Spending exceeded receipts by $91.6 billion last month, compared with a $120 billion shortfall in October 2012, the U.S. Treasury Department said Wednesday. The median estimate in a Bloomberg News survey of 16 economists was for a $102 billion deficit last month. Monthly revenue jumped by about 8 percent from a year earlier, while outlays dropped by 4.5 percent, the report showed.

October was marked by a partial government shutdown during the first half of the month and partisan wrangling over the federal debt ceiling, which was suspended Oct. 17, the day the Treasury had projected that its borrowing authority would run out. The agreement to reopen operations created a House-Senate conference committee with a Dec. 13 deadline to offer ways to resolve the fiscal disputes between the parties.

“The government shutdown effect was small,” Mike Englund, chief economist at Action Economics in Boulder, Colo., said before the budget numbers were released. Because federal workers were paid in full for the days they didn’t work, there was not “a major outlay impact,” he said.

Wednesday’s report showed that revenue increased to $198.9 billion last month from $184.3 billion in October 2012. Spending totaled $290.5 billion, compared with $304.3 billion a year earlier, the report showed.

Rising employment and a payroll tax increase are lifting receipts, while the across-the-board federal budget cuts known as sequestration combined with lower unemployment-benefit payments to keep spending in check.

The budget deficit of $680.3 billion in the fiscal year that ended Sept. 30 was the smallest in five years, as employment gains and higher taxes propelled revenues to a record, while spending fell by the most since the Eisenhower administration.

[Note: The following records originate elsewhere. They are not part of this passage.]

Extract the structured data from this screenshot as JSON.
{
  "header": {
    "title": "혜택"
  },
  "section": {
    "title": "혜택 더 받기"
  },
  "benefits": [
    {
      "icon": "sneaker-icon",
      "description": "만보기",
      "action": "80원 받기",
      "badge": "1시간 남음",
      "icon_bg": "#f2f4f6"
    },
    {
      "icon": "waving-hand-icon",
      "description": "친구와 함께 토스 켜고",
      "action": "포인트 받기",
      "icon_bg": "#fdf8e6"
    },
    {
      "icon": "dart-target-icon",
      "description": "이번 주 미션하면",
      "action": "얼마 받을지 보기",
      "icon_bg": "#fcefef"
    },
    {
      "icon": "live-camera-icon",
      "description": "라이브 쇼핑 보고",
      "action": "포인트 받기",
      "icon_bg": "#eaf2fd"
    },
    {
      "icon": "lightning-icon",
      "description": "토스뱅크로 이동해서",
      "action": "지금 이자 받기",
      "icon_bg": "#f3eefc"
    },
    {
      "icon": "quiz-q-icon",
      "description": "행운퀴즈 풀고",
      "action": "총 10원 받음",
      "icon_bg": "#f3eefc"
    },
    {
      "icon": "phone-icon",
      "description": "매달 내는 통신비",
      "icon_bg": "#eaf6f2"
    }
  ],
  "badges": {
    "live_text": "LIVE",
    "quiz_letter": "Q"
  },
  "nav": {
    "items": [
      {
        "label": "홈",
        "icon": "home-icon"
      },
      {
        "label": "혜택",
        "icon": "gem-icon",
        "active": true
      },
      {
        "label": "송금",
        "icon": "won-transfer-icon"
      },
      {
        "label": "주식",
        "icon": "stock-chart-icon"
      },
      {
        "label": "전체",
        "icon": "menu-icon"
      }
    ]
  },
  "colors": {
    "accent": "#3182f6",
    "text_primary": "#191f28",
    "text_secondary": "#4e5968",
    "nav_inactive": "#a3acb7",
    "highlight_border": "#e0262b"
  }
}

Economic data from the period of the shutdown has been mixed. Employers last month added 204,000 workers, topping the most optimistic forecast in a survey of economists, the Labor Department said Friday. The Thomson Reuters/University of Michigan preliminary consumer sentiment index for November dropped to 72, the weakest since December 2011, from 73.2 in October.

Traveling this week in Asia, Treasury Secretary Jacob J. Lew said he doubts that U.S. lawmakers will want to go through another fiscal impasse such as the one that occurred a month ago.

“It is, I think, very likely that we will not see that kind of a tactic again,” Lew told public broadcaster NHK in Tokyo on Tuesday. “I take heart from the things that I’m told privately, and from the public statements, particularly from Republican leaders, who make it clear that they’ve learned a lesson and that they don’t want this to happen again.”